A lesson for the present time, and for our land...

Saul's gov't began in humility, mercy, and service; but it ends in pride, jealousy, rapaciousness, and cruelty.

"Ye did run well; who did hinder you..."

 
"I gave thee a king in mine anger, and took him away in my wrath." (Hos 13:11)

Something for our country to consider...

Join us for the study of 1 Samuel 12 (so many Biblical principles of good government!).
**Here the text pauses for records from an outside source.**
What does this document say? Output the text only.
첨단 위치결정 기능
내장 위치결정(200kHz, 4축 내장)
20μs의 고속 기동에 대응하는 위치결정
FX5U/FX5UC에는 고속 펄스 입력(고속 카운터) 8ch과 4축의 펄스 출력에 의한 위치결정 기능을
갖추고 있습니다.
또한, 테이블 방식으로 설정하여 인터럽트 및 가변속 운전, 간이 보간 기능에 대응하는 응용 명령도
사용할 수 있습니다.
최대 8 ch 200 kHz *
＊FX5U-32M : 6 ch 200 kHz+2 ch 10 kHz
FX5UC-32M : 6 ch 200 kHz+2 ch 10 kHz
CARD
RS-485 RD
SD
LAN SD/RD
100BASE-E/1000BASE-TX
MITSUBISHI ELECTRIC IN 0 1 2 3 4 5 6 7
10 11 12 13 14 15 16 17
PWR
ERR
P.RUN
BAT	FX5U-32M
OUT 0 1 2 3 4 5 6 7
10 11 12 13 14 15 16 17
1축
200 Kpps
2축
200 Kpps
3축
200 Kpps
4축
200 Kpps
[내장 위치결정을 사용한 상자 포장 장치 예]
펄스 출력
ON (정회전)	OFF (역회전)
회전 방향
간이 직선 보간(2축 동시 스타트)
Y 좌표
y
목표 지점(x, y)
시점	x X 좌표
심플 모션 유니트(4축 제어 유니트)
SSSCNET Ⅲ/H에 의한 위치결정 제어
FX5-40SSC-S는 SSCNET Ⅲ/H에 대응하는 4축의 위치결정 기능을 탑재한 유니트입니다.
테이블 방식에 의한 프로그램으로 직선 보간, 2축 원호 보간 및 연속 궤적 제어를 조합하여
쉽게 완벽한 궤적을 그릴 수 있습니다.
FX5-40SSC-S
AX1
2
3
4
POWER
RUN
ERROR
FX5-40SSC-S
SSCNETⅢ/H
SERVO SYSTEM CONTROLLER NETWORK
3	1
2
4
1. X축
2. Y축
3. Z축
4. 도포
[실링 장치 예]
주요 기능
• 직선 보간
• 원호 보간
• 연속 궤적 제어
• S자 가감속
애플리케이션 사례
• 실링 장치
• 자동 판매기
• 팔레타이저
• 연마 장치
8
New posts every few days...

 
William Symington's Messiah the Prince: 'Exemplary behaviour is necessary to give due moral effect to official administration. Laws however wise, acts however equitable, intentions however pure, cannot have the same influence on others when they proceed from persons who are themselves destitute of moral character.'

 
A lesson for our nation...

"[Samuel] reminds them of the great goodness of God to them and to their fathers, gives them an abstract of the history of their nation, that, by the consideration of the great things God had done for them, they might be for ever engaged to love him and serve him." (Matthew Henry)

 
In ancient times, Samuel displayed the aggravation of Israel's sins, in that they continued in transgression in the face of God's judgments and mercies.

What would he say to America?

 
From the first founding of her monarchy, Israel was required to serve the Lord, government and people.

This was not unique to Israel, but is required of all the nations of the earth (see Psalm 2), including America.